With lions lurking in the long grass, a barefoot Masai warrior gallops into a sprint and swings his spear arm, delivering a fast-paced cricket ball straight at the wicket.
Dressed in flowing red skirts and draped in colorful bead necklaces, the warriors from the legendary Kenyan tribe are one of the world’s most unusual and unlikely cricketing teams.
“It is a sport that at first seemed very strange to us,” said Robert Kilesi Piroris, 28, Masai warrior and cricket player.
“But today the game brings us and the community together, and we love it,” he added, speaking as he waited to bat in a friendly match against India’s Ambassadors of Cricket on a pitch mown out of the rolling grass savannah of northern Kenya, with giraffes strolling past in the distance.
It is doubtful that one could find a place more different from the birthplace of the sport on the manicured grass of England’s famous Lord’s Cricket Ground.
Yet that is exactly where the Masai hope to go, after they were invited to join an international competition at the renowned venue in August, at the Twenty20 cricket “Last Man Stands World Championships” in London.
“We can show the world that we may look different to those dressed in cricket whites, but can still play the game,” captain Sonyanga Ole Ngais said.
The team need to raise funds by drumming up support and sponsorship for the trip, but have already shown their ability to take on an international tour, playing in South Africa last year in short-format Twenty20 games.
Freddie Grounds, a major in the British Army, which trains troops in the Laikipia region of Kenya, joined the match to make up numbers on the visiting Indian team.

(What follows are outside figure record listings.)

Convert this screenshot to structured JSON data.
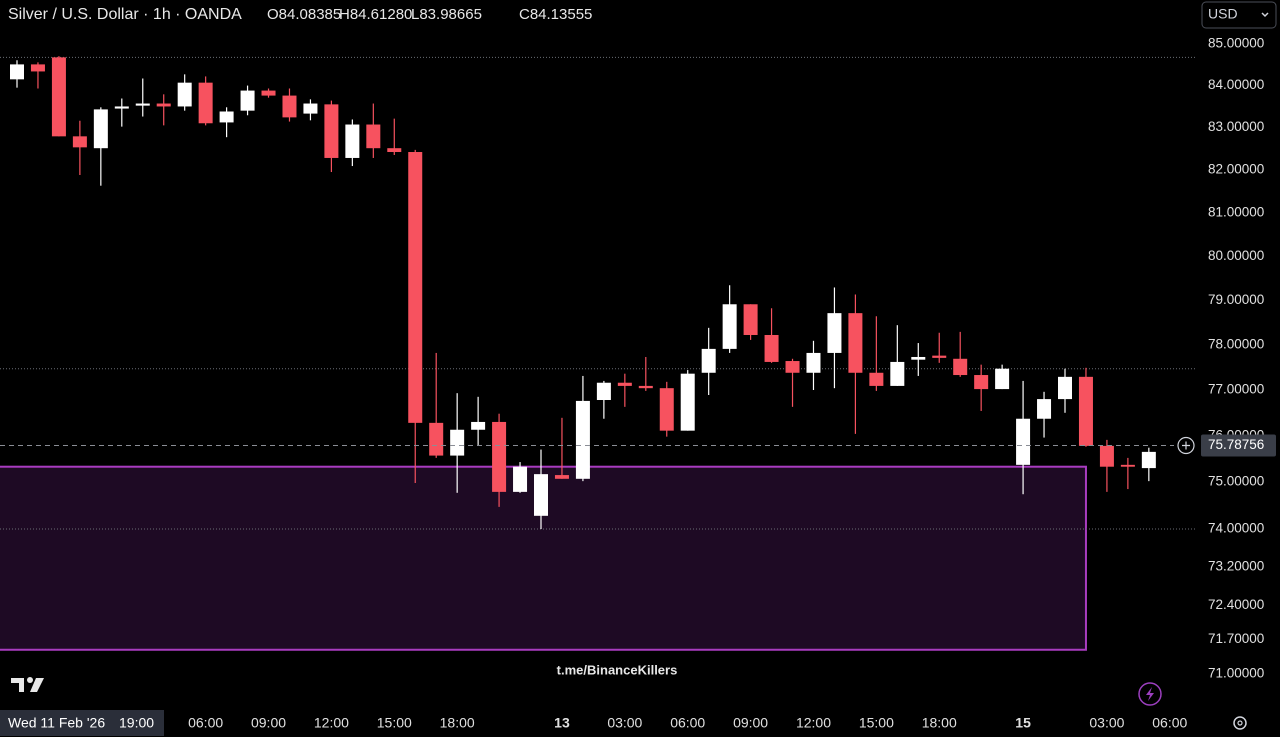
{
  "chart_data": {
    "type": "candlestick",
    "title": "Silver / U.S. Dollar · 1h · OANDA",
    "ohlc_labels": [
      "O84.08385",
      "H84.61280",
      "L83.98665",
      "C84.13555"
    ],
    "currency": "USD",
    "watermark": "t.me/BinanceKillers",
    "cursor_date": "Wed 11 Feb '26",
    "cursor_time": "19:00",
    "categories": [
      null,
      null,
      null,
      null,
      null,
      null,
      null,
      null,
      null,
      "06:00",
      null,
      null,
      "09:00",
      null,
      null,
      "12:00",
      null,
      null,
      "15:00",
      null,
      null,
      "18:00",
      null,
      null,
      null,
      null,
      "13",
      null,
      null,
      "03:00",
      null,
      null,
      "06:00",
      null,
      null,
      "09:00",
      null,
      null,
      "12:00",
      null,
      null,
      "15:00",
      null,
      null,
      "18:00",
      null,
      null,
      null,
      "15",
      null,
      null,
      null,
      "03:00",
      null,
      null,
      "06:00"
    ],
    "open": [
      84.15,
      84.51,
      84.68,
      82.79,
      82.51,
      83.45,
      83.52,
      83.57,
      83.5,
      84.07,
      83.12,
      83.4,
      83.88,
      83.76,
      83.33,
      83.55,
      82.28,
      83.07,
      82.51,
      82.42,
      76.28,
      75.57,
      76.13,
      76.3,
      74.79,
      74.28,
      75.15,
      75.07,
      76.78,
      77.16,
      77.09,
      77.04,
      76.11,
      77.38,
      77.91,
      78.91,
      78.22,
      77.64,
      77.38,
      77.82,
      78.71,
      77.38,
      77.09,
      77.67,
      77.76,
      77.69,
      77.33,
      77.02,
      75.37,
      76.37,
      76.8,
      77.29,
      75.78,
      75.37,
      75.3,
      null
    ],
    "high": [
      84.61,
      84.56,
      84.71,
      83.16,
      83.48,
      83.69,
      84.17,
      83.79,
      84.27,
      84.22,
      83.48,
      84.0,
      83.93,
      83.93,
      83.67,
      83.64,
      83.19,
      83.57,
      83.21,
      82.47,
      77.82,
      76.93,
      76.85,
      76.48,
      75.43,
      75.7,
      76.39,
      77.31,
      77.2,
      77.36,
      77.73,
      77.18,
      77.44,
      78.38,
      79.34,
      78.91,
      78.82,
      77.69,
      78.09,
      79.29,
      79.13,
      78.64,
      78.44,
      78.04,
      78.27,
      78.29,
      77.56,
      77.56,
      77.2,
      76.96,
      77.47,
      77.49,
      75.91,
      75.52,
      75.74,
      null
    ],
    "low": [
      83.95,
      83.93,
      82.79,
      81.88,
      81.63,
      83.02,
      83.26,
      83.05,
      83.4,
      83.05,
      82.77,
      83.29,
      83.71,
      83.14,
      83.17,
      81.95,
      82.09,
      82.28,
      82.35,
      74.98,
      75.52,
      74.77,
      75.8,
      74.47,
      74.77,
      74.0,
      75.07,
      75.02,
      76.37,
      76.63,
      76.98,
      75.98,
      76.11,
      76.89,
      77.82,
      78.11,
      77.6,
      76.63,
      77.0,
      77.04,
      76.04,
      76.98,
      77.09,
      77.31,
      77.6,
      77.29,
      76.54,
      77.02,
      74.74,
      75.96,
      76.5,
      75.76,
      74.79,
      74.85,
      75.02,
      null
    ],
    "close": [
      84.51,
      84.34,
      82.79,
      82.53,
      83.43,
      83.5,
      83.57,
      83.5,
      84.07,
      83.1,
      83.38,
      83.88,
      83.76,
      83.24,
      83.57,
      82.28,
      83.07,
      82.51,
      82.42,
      76.28,
      75.57,
      76.13,
      76.3,
      74.79,
      75.33,
      75.17,
      75.07,
      76.76,
      77.16,
      77.09,
      77.04,
      76.11,
      77.36,
      77.91,
      78.91,
      78.22,
      77.62,
      77.38,
      77.82,
      78.71,
      77.38,
      77.09,
      77.62,
      77.73,
      77.71,
      77.33,
      77.02,
      77.47,
      76.37,
      76.8,
      77.29,
      75.78,
      75.33,
      75.33,
      75.65,
      null
    ],
    "up_color": "#ffffff",
    "down_color": "#f7525f",
    "log_scale": true,
    "ylim": [
      70.37,
      86.08
    ],
    "yticks": [
      {
        "value": 85,
        "label": "85.00000"
      },
      {
        "value": 84,
        "label": "84.00000"
      },
      {
        "value": 83,
        "label": "83.00000"
      },
      {
        "value": 82,
        "label": "82.00000"
      },
      {
        "value": 81,
        "label": "81.00000"
      },
      {
        "value": 80,
        "label": "80.00000"
      },
      {
        "value": 79,
        "label": "79.00000"
      },
      {
        "value": 78,
        "label": "78.00000"
      },
      {
        "value": 77,
        "label": "77.00000"
      },
      {
        "value": 76,
        "label": "76.00000"
      },
      {
        "value": 75,
        "label": "75.00000"
      },
      {
        "value": 74,
        "label": "74.00000"
      },
      {
        "value": 73.2,
        "label": "73.20000"
      },
      {
        "value": 72.4,
        "label": "72.40000"
      },
      {
        "value": 71.7,
        "label": "71.70000"
      },
      {
        "value": 71,
        "label": "71.00000"
      }
    ],
    "current_price": {
      "value": 75.78756,
      "label": "75.78756"
    },
    "levels": [
      84.68,
      77.47,
      74.0
    ],
    "zone": {
      "high": 75.33,
      "low": 71.49,
      "end": 51,
      "color": "#a93cc0",
      "fill": "#1e0a24"
    }
  }
}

“It’s an amazing experience and sight to see them play here,” Grounds said, but added that it would be nothing compared with the sight of the warriors playing at Lord’s.
“Lord’s is the spiritual home of cricket... I guess that the traditional members of the MCC [Marylebone Cricket Club, the owner of Lord’s] will find it all a bit bizarre, but if they can get there — and let’s hope they can raise sufficient funds to do it — you know, people just won’t be able to believe themselves,” Grounds added.

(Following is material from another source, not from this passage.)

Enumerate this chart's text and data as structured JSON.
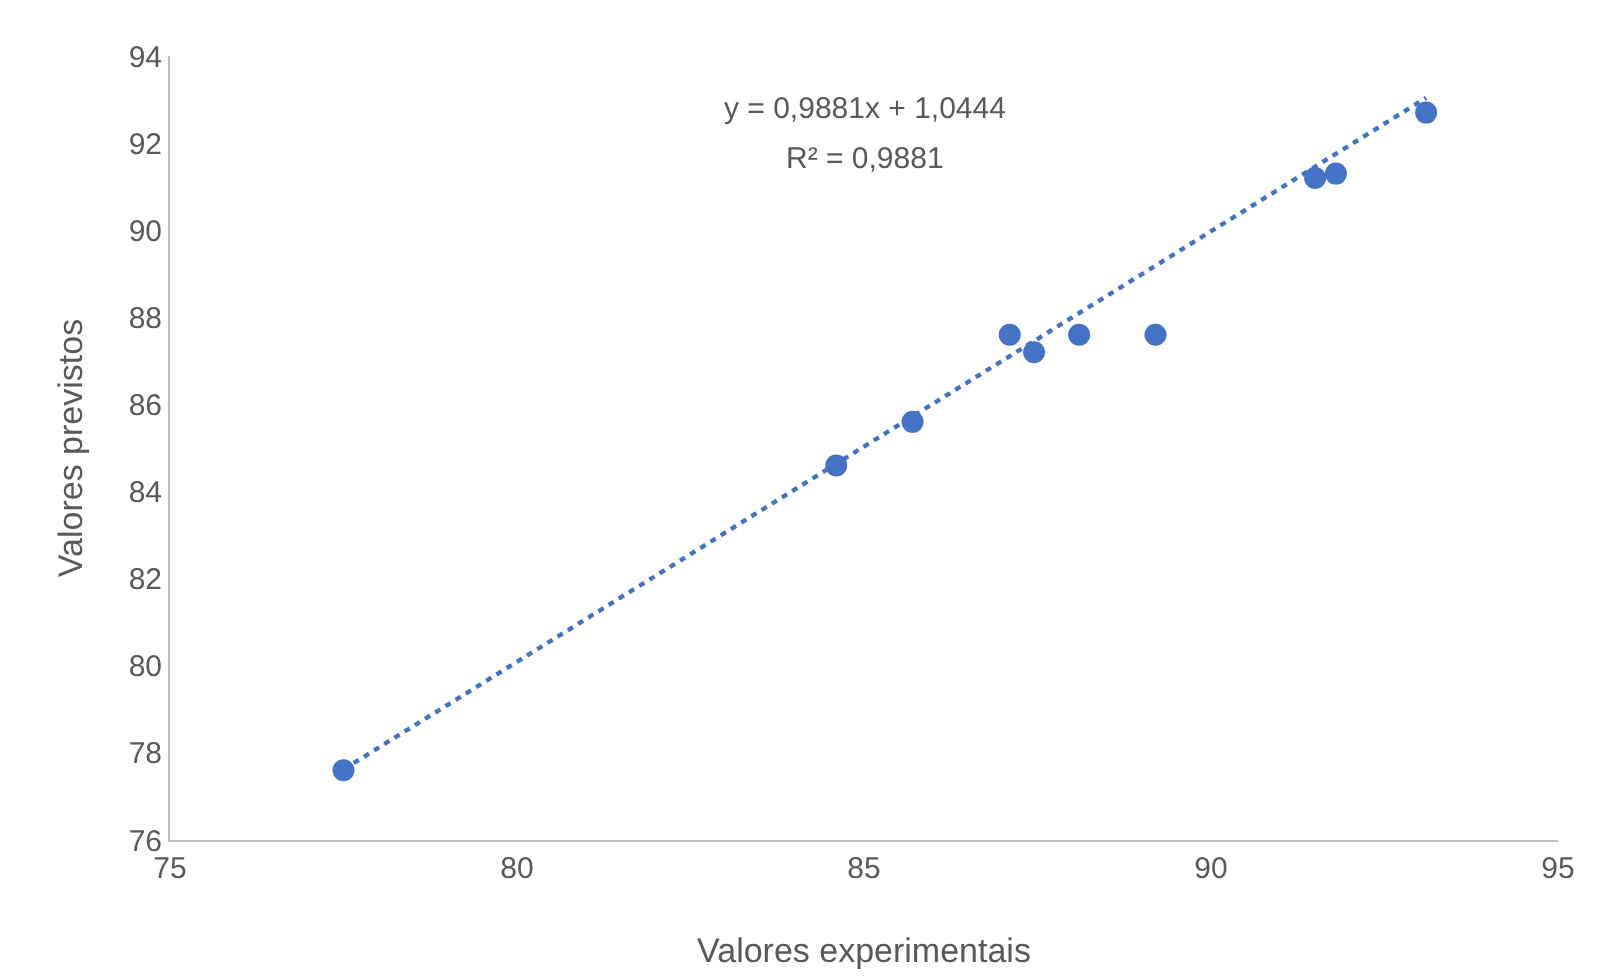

British troops stationed in Kenya keen to encourage the Masai are even helping out to clear a cricket field for the team, since the players currently have to walk for several hours from their dispersed and remote villages to reach a training ground.
However, the Masai team are not simply about playing a good game, but also about raising awareness of key issues that their community faces.
They visit schools to talk about AIDS prevention, early marriage, gender equality, environmental protection, and battling alcoholism and drug addiction.
School children who turn up to watch the games are treated to entertainment on the sidelines and during breaks in the game such as simple dramas and songs focusing on HIV awareness.
Tents alongside the grounds also offer HIV tests to encourage people to know their status.
Another key issue that the cricketers flag is the impact rampant poaching is having on wildlife.
“We’ve come to watch the game, but we learn about the problems of poaching too,” said Murunga Tialolo, a schoolboy at the match, proudly showing the posters displayed near the pavilion of British Army canvas tents.
Cricket, imported into Kenya during British colonial rule, is played in scattered schools and in the east African country’s largest cities.